Hoje era ela que também não foi. A alma em despedidas. O peito, cheio de escritos, fora entupido por ela falando. O amor, em mim, sempre em discórdia... O colo da mãe; orientação escolar; achego de vinho e cerveja; ela falando; o toque negro do tambor; ela cantando; a eletrola a expulsando de mim para em mim ser vazio sem dor; meu eu bezerro; meu medo; minha escrita chorando; ela falando;. ela modelo; ela cantando; ela degredo. Nada a pode alcançar. Uma dança suave na paisagem do sorriso vitorioso. A música do mestre... E eu, deverasmente, imerso na melodia de Qualquer coisa.

sábado, 29 de janeiro de 2011

Amor imorredouro

Olhava-me como se me dissesse: olhar é viver. E eu nunca desistia. Queria como a força do sol para se fazer no dia e deslizava-me feito água para lavar aqueles olhos.
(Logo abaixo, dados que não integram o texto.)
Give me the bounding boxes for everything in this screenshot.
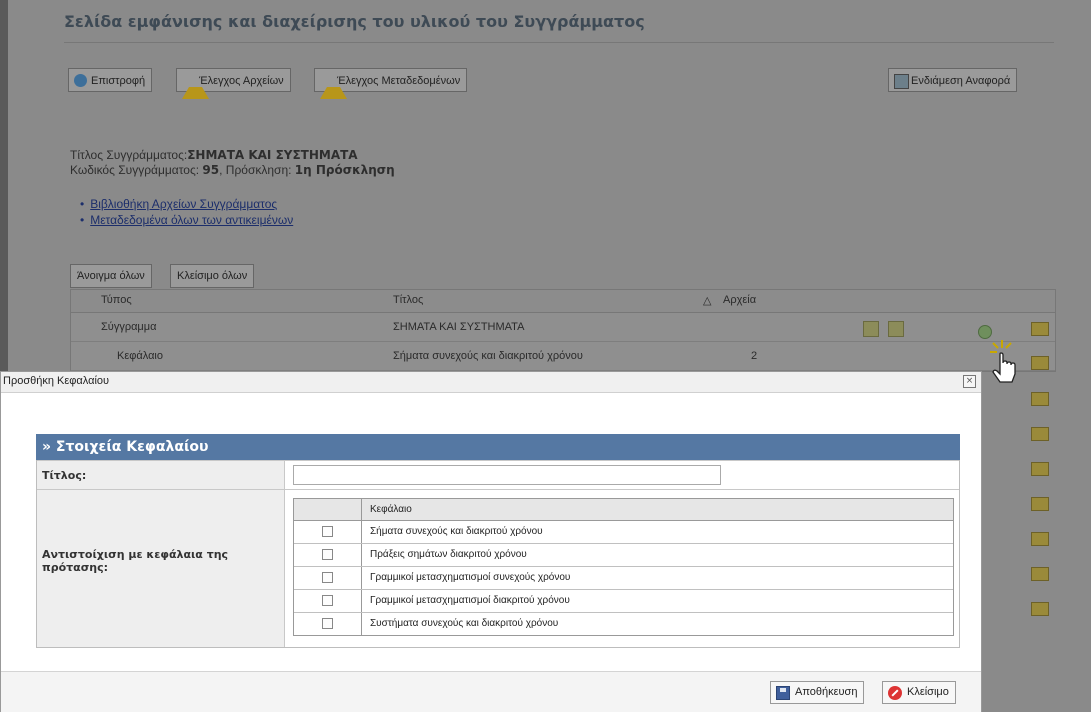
mapping-row: Αντιστοίχιση με κεφάλαια της πρότασης: Κ… (37, 489, 959, 647)
dialog-titlebar: Προσθήκη Κεφαλαίου × (1, 372, 981, 393)
folder-icon[interactable] (1031, 462, 1049, 476)
check-files-button[interactable]: Έλεγχος Αρχείων (176, 68, 291, 99)
chapter-row: Συστήματα συνεχούς και διακριτού χρόνου (294, 613, 953, 635)
cancel-icon (888, 686, 902, 700)
book-meta: Τίτλος Συγγράμματος:ΣΗΜΑΤΑ ΚΑΙ ΣΥΣΤΗΜΑΤΑ… (70, 148, 395, 177)
warning-icon (320, 74, 347, 99)
folder-icon[interactable] (1031, 427, 1049, 441)
edit-icon[interactable] (888, 321, 904, 337)
back-arrow-icon (74, 74, 87, 87)
chapter-title-input[interactable] (293, 465, 721, 485)
table-row: Κεφάλαιο Σήματα συνεχούς και διακριτού χ… (71, 342, 1055, 371)
hand-cursor-icon (990, 340, 1016, 383)
mapping-label: Αντιστοίχιση με κεφάλαια της πρότασης: (42, 548, 229, 574)
table-row: Σύγγραμμα ΣΗΜΑΤΑ ΚΑΙ ΣΥΣΤΗΜΑΤΑ (71, 313, 1055, 342)
chapters-header: Κεφάλαιο (294, 499, 953, 521)
chapters-table: Κεφάλαιο Σήματα συνεχούς και διακριτού χ… (293, 498, 954, 636)
cancel-button[interactable]: Κλείσιμο (882, 681, 956, 704)
chapter-row: Γραμμικοί μετασχηματισμοί διακριτού χρόν… (294, 590, 953, 613)
folder-icon[interactable] (1031, 392, 1049, 406)
report-icon (894, 74, 909, 89)
check-metadata-button[interactable]: Έλεγχος Μεταδεδομένων (314, 68, 468, 99)
metadata-link[interactable]: Μεταδεδομένα όλων των αντικειμένων (90, 213, 293, 227)
chapter-checkbox[interactable] (322, 618, 333, 629)
add-chapter-dialog: Προσθήκη Κεφαλαίου × » Στοιχεία Κεφαλαίο… (0, 371, 982, 712)
links-list: • Βιβλιοθήκη Αρχείων Συγγράμματος • Μεταδε… (80, 197, 294, 227)
chapter-checkbox[interactable] (322, 549, 333, 560)
back-button[interactable]: Επιστροφή (68, 68, 153, 92)
chapter-row: Πράξεις σημάτων διακριτού χρόνου (294, 544, 953, 567)
chapter-form: Τίτλος: Αντιστοίχιση με κεφάλαια της πρό… (36, 460, 960, 648)
collapse-all-button[interactable]: Κλείσιμο όλων (170, 264, 255, 288)
chapter-row: Σήματα συνεχούς και διακριτού χρόνου (294, 521, 953, 544)
details-icon[interactable] (863, 321, 879, 337)
page-title: Σελίδα εμφάνισης και διαχείρισης του υλι… (64, 12, 645, 31)
chapter-checkbox[interactable] (322, 572, 333, 583)
content-grid: Τύπος Τίτλος △ Αρχεία Σύγγραμμα ΣΗΜΑΤΑ Κ… (70, 289, 1056, 372)
add-chapter-icon[interactable] (978, 325, 992, 339)
dialog-footer: Αποθήκευση Κλείσιμο (1, 671, 981, 712)
folder-icon[interactable] (1031, 497, 1049, 511)
section-header: » Στοιχεία Κεφαλαίου (36, 434, 960, 460)
interim-report-button[interactable]: Ενδιάμεση Αναφορά (888, 68, 1018, 92)
chapter-checkbox[interactable] (322, 595, 333, 606)
floppy-disk-icon (776, 686, 790, 700)
chapter-row: Γραμμικοί μετασχηματισμοί συνεχούς χρόνο… (294, 567, 953, 590)
grid-header: Τύπος Τίτλος △ Αρχεία (71, 290, 1055, 313)
folder-icon[interactable] (1031, 602, 1049, 616)
title-row: Τίτλος: (37, 460, 959, 489)
folder-icon[interactable] (1031, 532, 1049, 546)
library-link[interactable]: Βιβλιοθήκη Αρχείων Συγγράμματος (90, 197, 277, 211)
warning-icon (182, 74, 209, 99)
chapter-checkbox[interactable] (322, 526, 333, 537)
title-divider (64, 42, 1054, 43)
folder-icon[interactable] (1031, 322, 1049, 336)
save-button[interactable]: Αποθήκευση (770, 681, 865, 704)
title-label: Τίτλος: (42, 469, 87, 482)
folder-icon[interactable] (1031, 356, 1049, 370)
close-icon[interactable]: × (963, 375, 976, 388)
dialog-title: Προσθήκη Κεφαλαίου (3, 375, 110, 387)
folder-icon[interactable] (1031, 567, 1049, 581)
expand-all-button[interactable]: Άνοιγμα όλων (70, 264, 152, 288)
Era um encontro amoroso pautado em literatura, poesia ia, prosa vinha, e a gente era feliz em nossos desenhos de emoção. Falávamos de tudo, menos política, e tínhamos o sonho sagrado dos músicos: éramos sons poéticos. Fruir livros era tão grande quanto fruir corpos. E fruir a vida, dali dos nossos instantes, nos fazia conhecer, de dentro, a profunda alegria por estarmos vivos, amigos-amantes, juntos.
Foi a duração de uma epifania. Trajetos literários reinaugurando a melhor das civilizações: a do amor. Amor imorredouro.
Seus olhos nunca escaparam da memória saudosa da minha pele.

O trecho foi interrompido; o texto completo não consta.